The after-work crowd was largely receptive, applauding enthusiastically at several points, especially when he criticized what he called the greed of current officials.
Ukrainian news accounts have recently focused on a huge residential compound, with a golf course and other trappings where Mr. Yanukovich lives outside of Kiev
Ilona Musayeva, 40, who sells cosmetics from a stall in a local market, said that she would vote for Mr. Klitschko and that the public did not have to worry about him stealing from taxpayers. “I respect him,” she said. “I think he has enough money.”
Mrs. Musayeva and other Boryspil residents said it was hard for young people to find work, hard for old people to live on their pensions, hard to do much more than struggle to get by.
On stage, Mr.
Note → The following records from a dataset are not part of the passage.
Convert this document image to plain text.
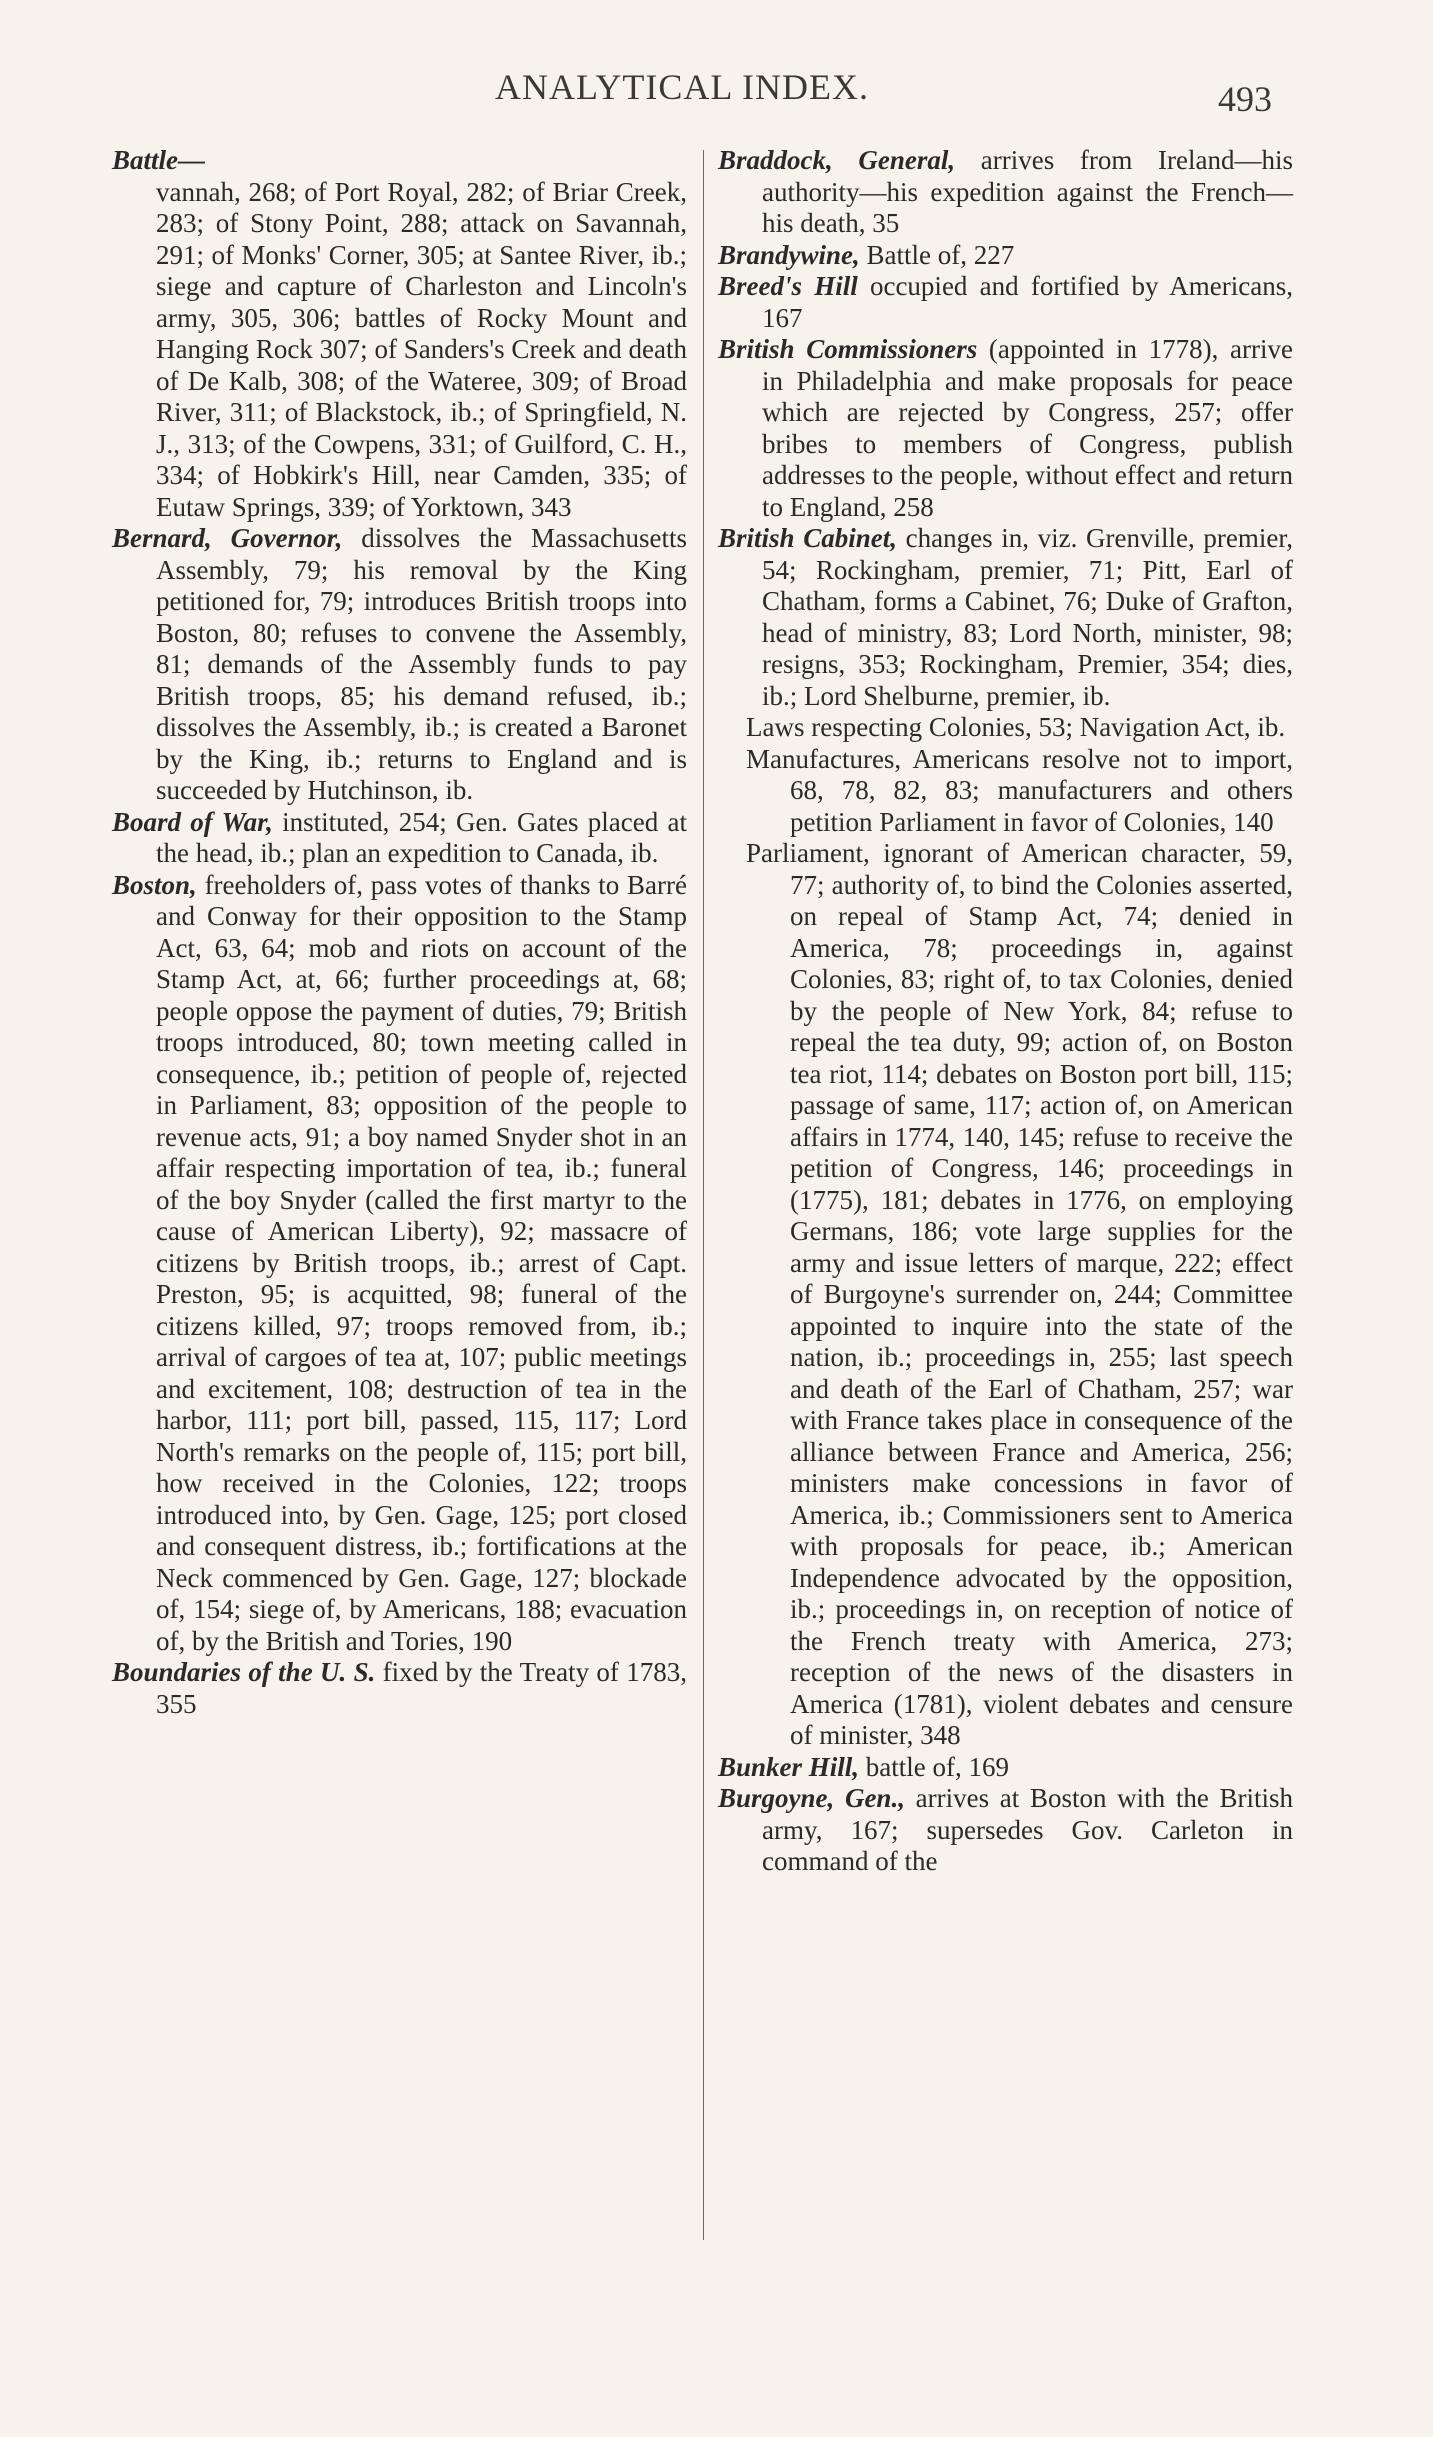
ANALYTICAL INDEX.	493

Battle—
vannah, 268; of Port Royal, 282; of Briar Creek, 283; of Stony Point, 288; attack on Savannah, 291; of Monks' Corner, 305; at Santee River, ib.; siege and capture of Charleston and Lincoln's army, 305, 306; battles of Rocky Mount and Hanging Rock 307; of Sanders's Creek and death of De Kalb, 308; of the Wateree, 309; of Broad River, 311; of Blackstock, ib.; of Springfield, N. J., 313; of the Cowpens, 331; of Guilford, C. H., 334; of Hobkirk's Hill, near Camden, 335; of Eutaw Springs, 339; of Yorktown, 343

Bernard, Governor, dissolves the Massachusetts Assembly, 79; his removal by the King petitioned for, 79; introduces British troops into Boston, 80; refuses to convene the Assembly, 81; demands of the Assembly funds to pay British troops, 85; his demand refused, ib.; dissolves the Assembly, ib.; is created a Baronet by the King, ib.; returns to England and is succeeded by Hutchinson, ib.

Board of War, instituted, 254; Gen. Gates placed at the head, ib.; plan an expedition to Canada, ib.

Boston, freeholders of, pass votes of thanks to Barré and Conway for their opposition to the Stamp Act, 63, 64; mob and riots on account of the Stamp Act, at, 66; further proceedings at, 68; people oppose the payment of duties, 79; British troops introduced, 80; town meeting called in consequence, ib.; petition of people of, rejected in Parliament, 83; opposition of the people to revenue acts, 91; a boy named Snyder shot in an affair respecting importation of tea, ib.; funeral of the boy Snyder (called the first martyr to the cause of American Liberty), 92; massacre of citizens by British troops, ib.; arrest of Capt. Preston, 95; is acquitted, 98; funeral of the citizens killed, 97; troops removed from, ib.; arrival of cargoes of tea at, 107; public meetings and excitement, 108; destruction of tea in the harbor, 111; port bill, passed, 115, 117; Lord North's remarks on the people of, 115; port bill, how received in the Colonies, 122; troops introduced into, by Gen. Gage, 125; port closed and consequent distress, ib.; fortifications at the Neck commenced by Gen. Gage, 127; blockade of, 154; siege of, by Americans, 188; evacuation of, by the British and Tories, 190

Boundaries of the U. S. fixed by the Treaty of 1783, 355

Braddock, General, arrives from Ireland—his authority—his expedition against the French—his death, 35

Brandywine, Battle of, 227

Breed's Hill occupied and fortified by Americans, 167

British Commissioners (appointed in 1778), arrive in Philadelphia and make proposals for peace which are rejected by Congress, 257; offer bribes to members of Congress, publish addresses to the people, without effect and return to England, 258

British Cabinet, changes in, viz. Grenville, premier, 54; Rockingham, premier, 71; Pitt, Earl of Chatham, forms a Cabinet, 76; Duke of Grafton, head of ministry, 83; Lord North, minister, 98; resigns, 353; Rockingham, Premier, 354; dies, ib.; Lord Shelburne, premier, ib.

Laws respecting Colonies, 53; Navigation Act, ib.

Manufactures, Americans resolve not to import, 68, 78, 82, 83; manufacturers and others petition Parliament in favor of Colonies, 140

Parliament, ignorant of American character, 59, 77; authority of, to bind the Colonies asserted, on repeal of Stamp Act, 74; denied in America, 78; proceedings in, against Colonies, 83; right of, to tax Colonies, denied by the people of New York, 84; refuse to repeal the tea duty, 99; action of, on Boston tea riot, 114; debates on Boston port bill, 115; passage of same, 117; action of, on American affairs in 1774, 140, 145; refuse to receive the petition of Congress, 146; proceedings in (1775), 181; debates in 1776, on employing Germans, 186; vote large supplies for the army and issue letters of marque, 222; effect of Burgoyne's surrender on, 244; Committee appointed to inquire into the state of the nation, ib.; proceedings in, 255; last speech and death of the Earl of Chatham, 257; war with France takes place in consequence of the alliance between France and America, 256; ministers make concessions in favor of America, ib.; Commissioners sent to America with proposals for peace, ib.; American Independence advocated by the opposition, ib.; proceedings in, on reception of notice of the French treaty with America, 273; reception of the news of the disasters in America (1781), violent debates and censure of minister, 348

Bunker Hill, battle of, 169

Burgoyne, Gen., arrives at Boston with the British army, 167; supersedes Gov. Carleton in command of the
Klitschko said he had ruled out any partnership with the Party of Regions but after the elections might consider an alliance with Ms. Tymoshenko’s party, now led by Arseniy Yatseniuk, 38, a former foreign minister.
Mr. Klitschko insisted that Ukraine should — and could — keep up with its neighbors.
“We promise good salaries, good pensions, good medical care, good living conditions,” he said, to applause and cheers. “Poles could do it. Georgians could do it. And we also can do it. That is why we have engaged in this battle for Ukraine, and I am sure that we shall win it.”